Le péplum "Les Gladiateurs" débute par les toutes dernières scènes du film "La Tunique", réalisé par un autre réalisateur, Henry Koster. Il en est la suite, et en ces premières images, le tribun Marcellus condamné au martyr dans l’arène pour avoir embrassé la foi chrétienne confie à son ami Demetrius, ancien esclave grec qu’il a affranchi, la précieuse Tunique du Christ, elle-même initialement confiée par l’apôtre Pierre. La Tunique du Christ est évoquée dans l’Évangile de Jean : "Quand les soldats eurent crucifié Jésus, ils prirent ses habits ; ils en firent quatre parts, une pour chaque soldat. Ils prirent aussi la tunique ; c’était une tunique sans couture, tissée tout d’une pièce de haut en bas" (Jn, 19, 23).

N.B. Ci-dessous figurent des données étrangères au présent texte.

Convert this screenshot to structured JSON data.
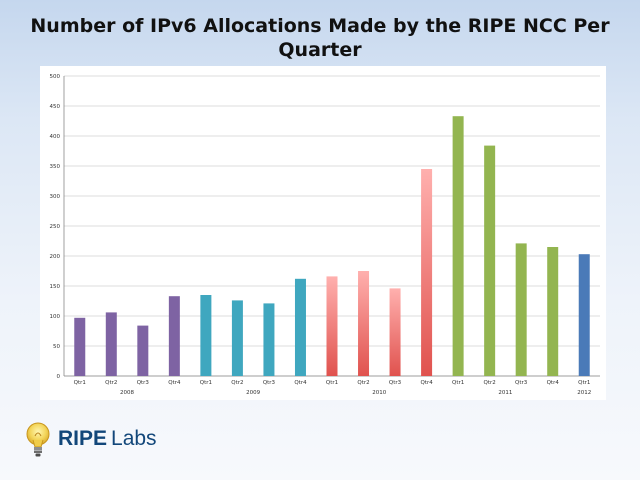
{
  "title": "Number of IPv6 Allocations Made by the RIPE NCC Per Quarter",
  "logo": {
    "brand": "RIPE",
    "suffix": "Labs"
  },
  "chart_data": {
    "type": "bar",
    "title": "Number of IPv6 Allocations Made by the RIPE NCC Per Quarter",
    "xlabel": "",
    "ylabel": "",
    "ylim": [
      0,
      500
    ],
    "yticks": [
      0,
      50,
      100,
      150,
      200,
      250,
      300,
      350,
      400,
      450,
      500
    ],
    "grid": true,
    "legend": "none",
    "categories": [
      "Qtr1",
      "Qtr2",
      "Qtr3",
      "Qtr4",
      "Qtr1",
      "Qtr2",
      "Qtr3",
      "Qtr4",
      "Qtr1",
      "Qtr2",
      "Qtr3",
      "Qtr4",
      "Qtr1",
      "Qtr2",
      "Qtr3",
      "Qtr4",
      "Qtr1"
    ],
    "groups": [
      {
        "label": "2008",
        "count": 4,
        "color": "#7e63a3"
      },
      {
        "label": "2009",
        "count": 4,
        "color": "#3fa7bf"
      },
      {
        "label": "2010",
        "count": 4,
        "color": "#e0524e"
      },
      {
        "label": "2011",
        "count": 4,
        "color": "#93b550"
      },
      {
        "label": "2012",
        "count": 1,
        "color": "#4a7ab8"
      }
    ],
    "values": [
      97,
      106,
      84,
      133,
      135,
      126,
      121,
      162,
      166,
      175,
      146,
      345,
      433,
      384,
      221,
      215,
      203
    ]
  }
}
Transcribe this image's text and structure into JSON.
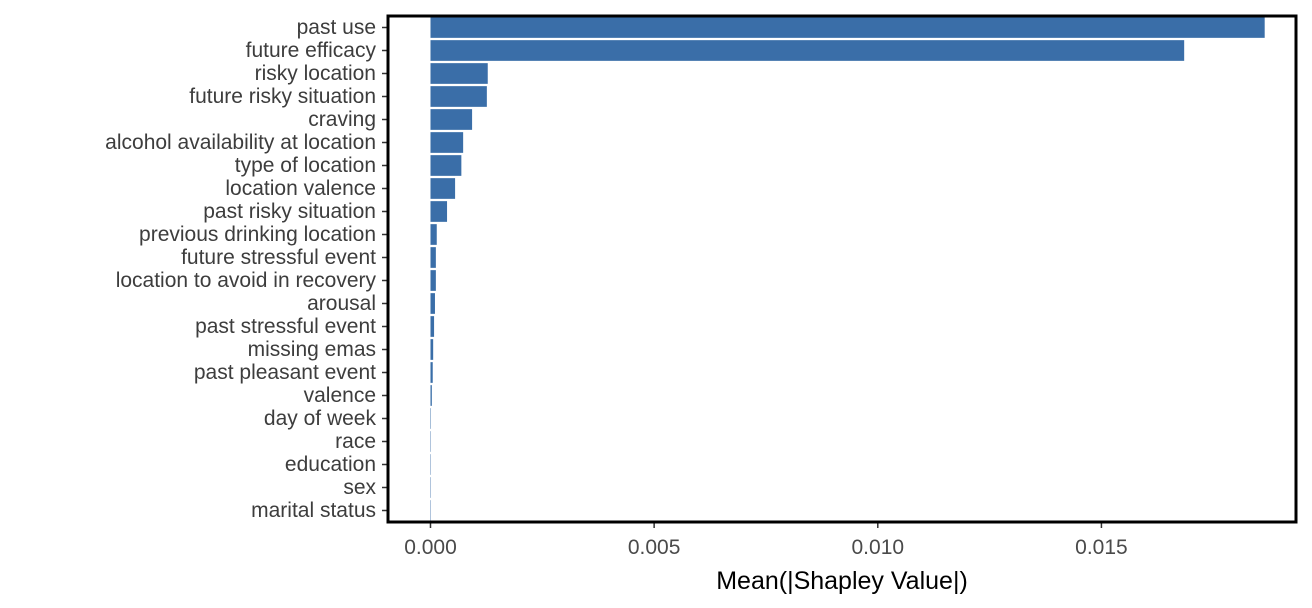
{
  "chart_data": {
    "type": "bar",
    "orientation": "horizontal",
    "title": "",
    "xlabel": "Mean(|Shapley Value|)",
    "ylabel": "",
    "xlim": [
      -0.00095,
      0.01935
    ],
    "xticks": [
      0.0,
      0.005,
      0.01,
      0.015
    ],
    "xtick_labels": [
      "0.000",
      "0.005",
      "0.010",
      "0.015"
    ],
    "grid": false,
    "legend": "none",
    "bar_color": "#3a6ea8",
    "categories": [
      "past use",
      "future efficacy",
      "risky location",
      "future risky situation",
      "craving",
      "alcohol availability at location",
      "type of location",
      "location valence",
      "past risky situation",
      "previous drinking location",
      "future stressful event",
      "location to avoid in recovery",
      "arousal",
      "past stressful event",
      "missing emas",
      "past pleasant event",
      "valence",
      "day of week",
      "race",
      "education",
      "sex",
      "marital status"
    ],
    "values": [
      0.01865,
      0.01685,
      0.00128,
      0.00126,
      0.00093,
      0.00073,
      0.00069,
      0.00055,
      0.00037,
      0.00014,
      0.00012,
      0.00012,
      0.0001,
      8e-05,
      6e-05,
      5e-05,
      3e-05,
      1e-05,
      5e-06,
      3e-06,
      2e-06,
      2e-06
    ]
  }
}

Ces deux films qui se complètent et tournés en même temps en 1953 par deux réalisateurs différents placent ainsi au cœur de l’intrigue l’émergence de la foi chrétienne à Rome.

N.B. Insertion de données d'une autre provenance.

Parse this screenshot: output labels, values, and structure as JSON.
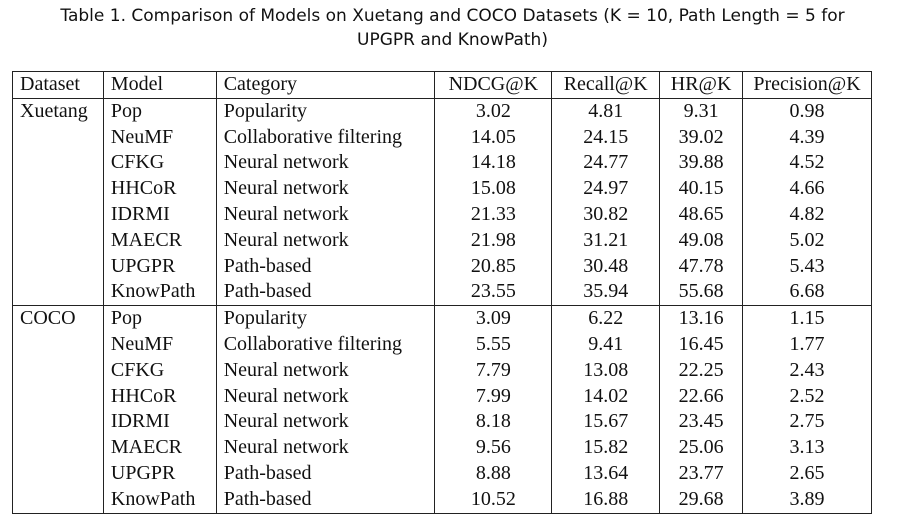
{
  "caption": {
    "line1": "Table 1.  Comparison of Models on Xuetang and COCO Datasets (K = 10, Path Length = 5 for",
    "line2": "UPGPR and KnowPath)"
  },
  "table": {
    "headers": [
      "Dataset",
      "Model",
      "Category",
      "NDCG@K",
      "Recall@K",
      "HR@K",
      "Precision@K"
    ],
    "groups": [
      {
        "dataset": "Xuetang",
        "rows": [
          {
            "model": "Pop",
            "category": "Popularity",
            "ndcg": "3.02",
            "recall": "4.81",
            "hr": "9.31",
            "precision": "0.98"
          },
          {
            "model": "NeuMF",
            "category": "Collaborative filtering",
            "ndcg": "14.05",
            "recall": "24.15",
            "hr": "39.02",
            "precision": "4.39"
          },
          {
            "model": "CFKG",
            "category": "Neural network",
            "ndcg": "14.18",
            "recall": "24.77",
            "hr": "39.88",
            "precision": "4.52"
          },
          {
            "model": "HHCoR",
            "category": "Neural network",
            "ndcg": "15.08",
            "recall": "24.97",
            "hr": "40.15",
            "precision": "4.66"
          },
          {
            "model": "IDRMI",
            "category": "Neural network",
            "ndcg": "21.33",
            "recall": "30.82",
            "hr": "48.65",
            "precision": "4.82"
          },
          {
            "model": "MAECR",
            "category": "Neural network",
            "ndcg": "21.98",
            "recall": "31.21",
            "hr": "49.08",
            "precision": "5.02"
          },
          {
            "model": "UPGPR",
            "category": "Path-based",
            "ndcg": "20.85",
            "recall": "30.48",
            "hr": "47.78",
            "precision": "5.43"
          },
          {
            "model": "KnowPath",
            "category": "Path-based",
            "ndcg": "23.55",
            "recall": "35.94",
            "hr": "55.68",
            "precision": "6.68"
          }
        ]
      },
      {
        "dataset": "COCO",
        "rows": [
          {
            "model": "Pop",
            "category": "Popularity",
            "ndcg": "3.09",
            "recall": "6.22",
            "hr": "13.16",
            "precision": "1.15"
          },
          {
            "model": "NeuMF",
            "category": "Collaborative filtering",
            "ndcg": "5.55",
            "recall": "9.41",
            "hr": "16.45",
            "precision": "1.77"
          },
          {
            "model": "CFKG",
            "category": "Neural network",
            "ndcg": "7.79",
            "recall": "13.08",
            "hr": "22.25",
            "precision": "2.43"
          },
          {
            "model": "HHCoR",
            "category": "Neural network",
            "ndcg": "7.99",
            "recall": "14.02",
            "hr": "22.66",
            "precision": "2.52"
          },
          {
            "model": "IDRMI",
            "category": "Neural network",
            "ndcg": "8.18",
            "recall": "15.67",
            "hr": "23.45",
            "precision": "2.75"
          },
          {
            "model": "MAECR",
            "category": "Neural network",
            "ndcg": "9.56",
            "recall": "15.82",
            "hr": "25.06",
            "precision": "3.13"
          },
          {
            "model": "UPGPR",
            "category": "Path-based",
            "ndcg": "8.88",
            "recall": "13.64",
            "hr": "23.77",
            "precision": "2.65"
          },
          {
            "model": "KnowPath",
            "category": "Path-based",
            "ndcg": "10.52",
            "recall": "16.88",
            "hr": "29.68",
            "precision": "3.89"
          }
        ]
      }
    ]
  }
}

Cette suite haute en couleurs poursuit ce cheminement de la foi et notamment la quête de la vie éternelle. Grâce à un scénario bien ficelé, le péplum suit en parallèle la foi des premiers chrétiens persécutés par la folie de Caligula et la soif d’absolu de ce dernier pour sa divinisation. La scène initiale évoquant le don de la Tunique par Pierre à Demetrius – si elle reste totalement imaginée et absente, en tant que telle, des Écritures – symbolise cependant le don de la Parole que les disciples du Christ auront à diffuser au plus grand nombre. C’est ce symbole dont cherche à s’approprier l’empereur, non plus pour sa dimension religieuse mais mystique.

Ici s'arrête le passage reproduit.